Longing for the past is a natural phenomenon, but in food, this appears to be driven by the food production powerhouses of the US and UK. Is there the same feeling in France, Germany, Italy or Spain? Perhaps those countries have a more direct relationship with ‘natural’ products and have no need for manufactured nostalgia? There is a study to be made there.
And what of gender differentiation? The overwhelming drive to food nostalgia comes from women – men perhaps are driven by traditional staples of cars, beer and gadgets. Again, more research would be useful as it would be in so many aspects of nostalgia. Anecdotal evidence suggests food producers are using nostalgia as incremental potential – there does not appear to be an effect on new product development but an updated study in an economic upturn will define if that is correct.
Other marketing tricks for nostalgia brands also tap into modern techniques, such as including smaller portions (health), snacking opportunities, microwave capability and lunchbox possibilities. And of course the elephant in the room is always the environmental pressure shaping modern life. Even Easter Egg packaging is starting to reduce in some cases.
So myriad factors are at play in the marketing mix for nostalgia; advertising, human reminisces, social networking, recessionary pressures and even the media itself. But come the upturn, and it will come, nostalgia needs to be relevant and exciting as well as comforting and cosy.
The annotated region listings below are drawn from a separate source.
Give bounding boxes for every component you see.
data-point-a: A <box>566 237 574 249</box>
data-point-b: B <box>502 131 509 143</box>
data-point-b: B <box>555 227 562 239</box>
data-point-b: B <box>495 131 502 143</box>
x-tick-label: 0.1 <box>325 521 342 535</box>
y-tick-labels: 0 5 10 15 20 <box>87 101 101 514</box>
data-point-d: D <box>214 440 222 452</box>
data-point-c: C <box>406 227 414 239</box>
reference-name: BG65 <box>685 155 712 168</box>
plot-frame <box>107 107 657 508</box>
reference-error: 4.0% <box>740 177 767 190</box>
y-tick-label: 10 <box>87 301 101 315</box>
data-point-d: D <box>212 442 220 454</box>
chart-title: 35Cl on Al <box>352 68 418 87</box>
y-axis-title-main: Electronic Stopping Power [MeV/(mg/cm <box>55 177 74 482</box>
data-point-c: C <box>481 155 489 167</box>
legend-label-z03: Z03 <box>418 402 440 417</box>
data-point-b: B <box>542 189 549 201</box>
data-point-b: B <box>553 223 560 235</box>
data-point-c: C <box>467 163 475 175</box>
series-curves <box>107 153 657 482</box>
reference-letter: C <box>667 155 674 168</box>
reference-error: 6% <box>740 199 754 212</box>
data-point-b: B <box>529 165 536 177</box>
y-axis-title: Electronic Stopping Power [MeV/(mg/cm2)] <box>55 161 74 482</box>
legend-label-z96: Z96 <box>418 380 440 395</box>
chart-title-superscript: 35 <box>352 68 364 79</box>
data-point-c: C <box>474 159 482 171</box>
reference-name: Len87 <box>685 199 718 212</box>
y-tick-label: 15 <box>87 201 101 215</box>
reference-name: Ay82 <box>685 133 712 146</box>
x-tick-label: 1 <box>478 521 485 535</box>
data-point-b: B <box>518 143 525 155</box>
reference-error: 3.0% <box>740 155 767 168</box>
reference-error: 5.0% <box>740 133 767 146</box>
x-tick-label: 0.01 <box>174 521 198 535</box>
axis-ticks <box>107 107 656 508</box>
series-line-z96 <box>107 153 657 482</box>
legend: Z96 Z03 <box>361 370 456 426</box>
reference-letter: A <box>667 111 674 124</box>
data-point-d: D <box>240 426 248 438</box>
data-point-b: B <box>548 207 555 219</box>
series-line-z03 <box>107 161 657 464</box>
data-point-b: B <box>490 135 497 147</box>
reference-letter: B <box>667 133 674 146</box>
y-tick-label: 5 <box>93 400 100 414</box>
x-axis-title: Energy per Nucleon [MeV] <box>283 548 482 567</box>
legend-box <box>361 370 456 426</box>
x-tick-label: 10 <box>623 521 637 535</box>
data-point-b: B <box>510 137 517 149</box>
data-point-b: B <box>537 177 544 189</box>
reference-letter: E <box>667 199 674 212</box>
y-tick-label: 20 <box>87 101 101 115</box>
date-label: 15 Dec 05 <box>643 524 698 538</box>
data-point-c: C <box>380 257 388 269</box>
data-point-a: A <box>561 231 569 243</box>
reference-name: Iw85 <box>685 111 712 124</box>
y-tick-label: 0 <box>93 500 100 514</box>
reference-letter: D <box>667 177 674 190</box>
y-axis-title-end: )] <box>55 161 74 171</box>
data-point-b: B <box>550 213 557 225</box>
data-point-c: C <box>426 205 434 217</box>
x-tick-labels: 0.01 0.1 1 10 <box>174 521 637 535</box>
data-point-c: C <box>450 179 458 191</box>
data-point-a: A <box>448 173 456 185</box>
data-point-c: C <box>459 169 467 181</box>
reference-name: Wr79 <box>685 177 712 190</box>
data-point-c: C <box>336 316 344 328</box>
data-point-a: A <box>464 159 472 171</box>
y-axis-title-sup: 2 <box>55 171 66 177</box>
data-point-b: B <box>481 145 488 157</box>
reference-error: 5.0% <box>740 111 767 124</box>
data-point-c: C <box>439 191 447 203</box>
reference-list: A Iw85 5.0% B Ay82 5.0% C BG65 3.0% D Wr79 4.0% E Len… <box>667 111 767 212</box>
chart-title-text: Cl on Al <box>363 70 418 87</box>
Look at the nostalgia brands that didn’t make it – Spangles, Aztec, Pacers and Bazooka among others – there is no guarantee of success.
And above all, it has to be relevant to consumers’ lives as Nuttall notes pertinently. “You can’t make a silk purse out of a sow’s ears,” she says.
Nostalgia is notoriously difficult to pin down and its landscape is constantly shifting; one person’s nostalgia could be someone else’s dislike. This recession has put the sector under the spotlight like none before it – can nostalgia ‘survive’ an upturn or will it fade as consumers look forward rather than back? One to watch.